THYROTROPIN REGULATION OF THYROID PEROXIDASE MESSENGER RIBONUCLEIC-ACID LEVELS IN CULTURED RAT-THYROID CELLS - EVIDENCE FOR THE INVOLVEMENT OF A NONTRANSCRIPTIONAL MECHANISM

The influence of TSH on thyroid peroxidase (TPO) gene expression was investigated in FRTL5 rat thyroid cells. Cultured in the presence of TSH, these cells express a TPO mRNA species of 3.1 kilobases. TSH withdrawal from the culture medium led to a decline in TPO mRNA levels over 24 h. In contrast, no decline in β-actin mRNA levels occurred after 24 h of incubation in TSH-free medium.
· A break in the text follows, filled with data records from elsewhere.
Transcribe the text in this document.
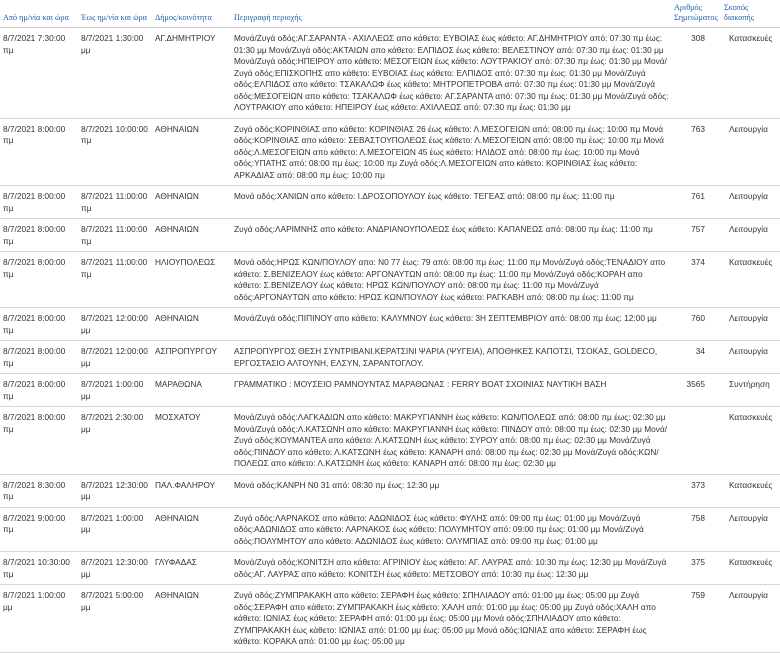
Από ημ/νία και ώρα	Έως ημ/νία και ώρα	Δήμος/κοινότητα	Περιγραφή περιοχής	Αριθμός Σημειώματος	Σκοπός διακοπής
8/7/2021 7:30:00 πμ	8/7/2021 1:30:00 μμ	ΑΓ.ΔΗΜΗΤΡΙΟΥ	Μονά/Ζυγά οδός:ΑΓ.ΣΑΡΑΝΤΑ - ΑΧΙΛΛΕΩΣ απο κάθετο: ΕΥΒΟΙΑΣ έως κάθετο: ΑΓ.ΔΗΜΗΤΡΙΟΥ από: 07:30 πμ έως: 01:30 μμ Μονά/Ζυγά οδός:ΑΚΤΑΙΩΝ απο κάθετο: ΕΛΠΙΔΟΣ έως κάθετο: ΒΕΛΕΣΤΙΝΟΥ από: 07:30 πμ έως: 01:30 μμ Μονά/Ζυγά οδός:ΗΠΕΙΡΟΥ απο κάθετο: ΜΕΣΟΓΕΙΩΝ έως κάθετο: ΛΟΥΤΡΑΚΙΟΥ από: 07:30 πμ έως: 01:30 μμ Μονά/Ζυγά οδός:ΕΠΙΣΚΟΠΗΣ απο κάθετο: ΕΥΒΟΙΑΣ έως κάθετο: ΕΛΠΙΔΟΣ από: 07:30 πμ έως: 01:30 μμ Μονά/Ζυγά οδός:ΕΛΠΙΔΟΣ απο κάθετο: ΤΣΑΚΑΛΩΦ έως κάθετο: ΜΗΤΡΟΠΕΤΡΟΒΑ από: 07:30 πμ έως: 01:30 μμ Μονά/Ζυγά οδός:ΜΕΣΟΓΕΙΩΝ απο κάθετο: ΤΣΑΚΑΛΩΦ έως κάθετο: ΑΓ.ΣΑΡΑΝΤΑ από: 07:30 πμ έως: 01:30 μμ Μονά/Ζυγά οδός: ΛΟΥΤΡΑΚΙΟΥ απο κάθετο: ΗΠΕΙΡΟΥ έως κάθετο: ΑΧΙΛΛΕΩΣ από: 07:30 πμ έως: 01:30 μμ	308	Κατασκευές
8/7/2021 8:00:00 πμ	8/7/2021 10:00:00 πμ	ΑΘΗΝΑΙΩΝ	Ζυγά οδός:ΚΟΡΙΝΘΙΑΣ απο κάθετο: ΚΟΡΙΝΘΙΑΣ 26 έως κάθετο: Λ.ΜΕΣΟΓΕΙΩΝ από: 08:00 πμ έως: 10:00 πμ Μονά οδός:ΚΟΡΙΝΘΙΑΣ απο κάθετο: ΣΕΒΑΣΤΟΥΠΟΛΕΩΣ έως κάθετο: Λ.ΜΕΣΟΓΕΙΩΝ από: 08:00 πμ έως: 10:00 πμ Μονά οδός:Λ.ΜΕΣΟΓΕΙΩΝ απο κάθετο: Λ.ΜΕΣΟΓΕΙΩΝ 45 έως κάθετο: ΗΛΙΔΟΣ από: 08:00 πμ έως: 10:00 πμ Μονά οδός:ΥΠΑΤΗΣ από: 08:00 πμ έως: 10:00 πμ Ζυγά οδός:Λ.ΜΕΣΟΓΕΙΩΝ απο κάθετο: ΚΟΡΙΝΘΙΑΣ έως κάθετο: ΑΡΚΑΔΙΑΣ από: 08:00 πμ έως: 10:00 πμ	763	Λειτουργία
8/7/2021 8:00:00 πμ	8/7/2021 11:00:00 πμ	ΑΘΗΝΑΙΩΝ	Μονά οδός:ΧΑΝΙΩΝ απο κάθετο: Ι.ΔΡΟΣΟΠΟΥΛΟΥ έως κάθετο: ΤΕΓΕΑΣ από: 08:00 πμ έως: 11:00 πμ	761	Λειτουργία
8/7/2021 8:00:00 πμ	8/7/2021 11:00:00 πμ	ΑΘΗΝΑΙΩΝ	Ζυγά οδός:ΛΑΡΙΜΝΗΣ απο κάθετο: ΑΝΔΡΙΑΝΟΥΠΟΛΕΩΣ έως κάθετο: ΚΑΠΑΝΕΩΣ από: 08:00 πμ έως: 11:00 πμ	757	Λειτουργία
8/7/2021 8:00:00 πμ	8/7/2021 11:00:00 πμ	ΗΛΙΟΥΠΟΛΕΩΣ	Μονά οδός:ΗΡΩΣ ΚΩΝ/ΠΟΥΛΟΥ απο: Ν0 77 έως: 79 από: 08:00 πμ έως: 11:00 πμ Μονά/Ζυγά οδός:ΤΕΝΑΔΙΟΥ απο κάθετο: Σ.ΒΕΝΙΖΕΛΟΥ έως κάθετο: ΑΡΓΟΝΑΥΤΩΝ από: 08:00 πμ έως: 11:00 πμ Μονά/Ζυγά οδός:ΚΟΡΑΗ απο κάθετο: Σ.ΒΕΝΙΖΕΛΟΥ έως κάθετο: ΗΡΩΣ ΚΩΝ/ΠΟΥΛΟΥ από: 08:00 πμ έως: 11:00 πμ Μονά/Ζυγά οδός:ΑΡΓΟΝΑΥΤΩΝ απο κάθετο: ΗΡΩΣ ΚΩΝ/ΠΟΥΛΟΥ έως κάθετο: ΡΑΓΚΑΒΗ από: 08:00 πμ έως: 11:00 πμ	374	Κατασκευές
8/7/2021 8:00:00 πμ	8/7/2021 12:00:00 μμ	ΑΘΗΝΑΙΩΝ	Μονά/Ζυγά οδός:ΠΙΠΙΝΟΥ απο κάθετο: ΚΑΛΥΜΝΟΥ έως κάθετο: 3Η ΣΕΠΤΕΜΒΡΙΟΥ από: 08:00 πμ έως: 12:00 μμ	760	Λειτουργία
8/7/2021 8:00:00 πμ	8/7/2021 12:00:00 μμ	ΑΣΠΡΟΠΥΡΓΟΥ	ΑΣΠΡΟΠΥΡΓΟΣ ΘΕΣΗ ΣΥΝΤΡΙΒΑΝΙ.ΚΕΡΑΤΣΙΝΙ ΨΑΡΙΑ (ΨΥΓΕΙΑ), ΑΠΟΘΗΚΕΣ ΚΑΠΟΤΣΙ, ΤΣΟΚΑΣ, GOLDECO, ΕΡΓΟΣΤΑΣΙΟ ΑΛΤΟΥΝΗ, ΕΛΣΥΝ, ΣΑΡΑΝΤΟΓΛΟΥ.	34	Λειτουργία
8/7/2021 8:00:00 πμ	8/7/2021 1:00:00 μμ	ΜΑΡΑΘΩΝΑ	ΓΡΑΜΜΑΤΙΚΟ : ΜΟΥΣΕΙΟ ΡΑΜΝΟΥΝΤΑΣ ΜΑΡΑΘΩΝΑΣ : FERRY BOAT ΣΧΟΙΝΙΑΣ ΝΑΥΤΙΚΗ ΒΑΣΗ	3565	Συντήρηση
8/7/2021 8:00:00 πμ	8/7/2021 2:30:00 μμ	ΜΟΣΧΑΤΟΥ	Μονά/Ζυγά οδός:ΛΑΓΚΑΔΙΩΝ απο κάθετο: ΜΑΚΡΥΓΙΑΝΝΗ έως κάθετο: ΚΩΝ/ΠΟΛΕΩΣ από: 08:00 πμ έως: 02:30 μμ Μονά/Ζυγά οδός:Λ.ΚΑΤΣΩΝΗ απο κάθετο: ΜΑΚΡΥΓΙΑΝΝΗ έως κάθετο: ΠΙΝΔΟΥ από: 08:00 πμ έως: 02:30 μμ Μονά/Ζυγά οδός:ΚΟΥΜΑΝΤΕΑ απο κάθετο: Λ.ΚΑΤΣΩΝΗ έως κάθετο: ΣΥΡΟΥ από: 08:00 πμ έως: 02:30 μμ Μονά/Ζυγά οδός:ΠΙΝΔΟΥ απο κάθετο: Λ.ΚΑΤΣΩΝΗ έως κάθετο: ΚΑΝΑΡΗ από: 08:00 πμ έως: 02:30 μμ Μονά/Ζυγά οδός:ΚΩΝ/ΠΟΛΕΩΣ απο κάθετο: Λ.ΚΑΤΣΩΝΗ έως κάθετο: ΚΑΝΑΡΗ από: 08:00 πμ έως: 02:30 μμ		Κατασκευές
8/7/2021 8:30:00 πμ	8/7/2021 12:30:00 μμ	ΠΑΛ.ΦΑΛΗΡΟΥ	Μονά οδός:ΚΑΝΡΗ Ν0 31 από: 08:30 πμ έως: 12:30 μμ	373	Κατασκευές
8/7/2021 9:00:00 πμ	8/7/2021 1:00:00 μμ	ΑΘΗΝΑΙΩΝ	Ζυγά οδός:ΛΑΡΝΑΚΟΣ απο κάθετο: ΑΔΩΝΙΔΟΣ έως κάθετο: ΦΥΛΗΣ από: 09:00 πμ έως: 01:00 μμ Μονά/Ζυγά οδός:ΑΔΩΝΙΔΟΣ απο κάθετο: ΛΑΡΝΑΚΟΣ έως κάθετο: ΠΟΛΥΜΗΤΟΥ από: 09:00 πμ έως: 01:00 μμ Μονά/Ζυγά οδός:ΠΟΛΥΜΗΤΟΥ απο κάθετο: ΑΔΩΝΙΔΟΣ έως κάθετο: ΟΛΥΜΠΙΑΣ από: 09:00 πμ έως: 01:00 μμ	758	Λειτουργία
8/7/2021 10:30:00 πμ	8/7/2021 12:30:00 μμ	ΓΛΥΦΑΔΑΣ	Μονά/Ζυγά οδός:ΚΟΝΙΤΣΗ απο κάθετο: ΑΓΡΙΝΙΟΥ έως κάθετο: ΑΓ. ΛΑΥΡΑΣ από: 10:30 πμ έως: 12:30 μμ Μονά/Ζυγά οδός:ΑΓ. ΛΑΥΡΑΣ απο κάθετο: ΚΟΝΙΤΣΗ έως κάθετο: ΜΕΤΣΟΒΟΥ από: 10:30 πμ έως: 12:30 μμ	375	Κατασκευές
8/7/2021 1:00:00 μμ	8/7/2021 5:00:00 μμ	ΑΘΗΝΑΙΩΝ	Ζυγά οδός:ΖΥΜΠΡΑΚΑΚΗ απο κάθετο: ΣΕΡΑΦΗ έως κάθετο: ΣΠΗΛΙΑΔΟΥ από: 01:00 μμ έως: 05:00 μμ Ζυγά οδός:ΣΕΡΑΦΗ απο κάθετο: ΖΥΜΠΡΑΚΑΚΗ έως κάθετο: ΧΑΛΗ από: 01:00 μμ έως: 05:00 μμ Ζυγά οδός:ΧΑΛΗ απο κάθετο: ΙΩΝΙΑΣ έως κάθετο: ΣΕΡΑΦΗ από: 01:00 μμ έως: 05:00 μμ Μονά οδός:ΣΠΗΛΙΑΔΟΥ απο κάθετο: ΖΥΜΠΡΑΚΑΚΗ έως κάθετο: ΙΩΝΙΑΣ από: 01:00 μμ έως: 05:00 μμ Μονά οδός:ΙΩΝΙΑΣ απο κάθετο: ΣΕΡΑΦΗ έως κάθετο: ΚΟΡΑΚΑ από: 01:00 μμ έως: 05:00 μμ	759	Λειτουργία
TSH (1 mU/ml) added to FRTL5 cells cultured in the absence of TSH increased TPO mRNA levels 7- to 9-fold compared to levels in control cells. This effect of TSH on TPO mRNA accumulation in FRTL5 cells was time related (it was already present after 4 h and was maximal after 24 h of cell exposure to TSH), dose related (0.01 and 1 mU/ml were, respectively, the lowest and the maximally effective doses), and independent of new protein synthesis, in that it was not prevented by cycloheximide (100 μM). cAMP analogues [8-bromo-cAMP and (Bu)2cAMP] also increased TPO mRNA levels, although to a lesser degree than TSH. Run-on transcription analysis in nuclei prepared from FRTL5 cells previously cultured in the presence or absence of TSH did not reveal any difference in TPO mRNA transcripts. These results suggest that TSH regulatese the level of TPO mRNA in FRTL5 cells, in part via the second messenger cAMP and by a nontranscriptional mechanism. This TSH effect may represent a primary site of TSH action in regulating TPO bioactivity.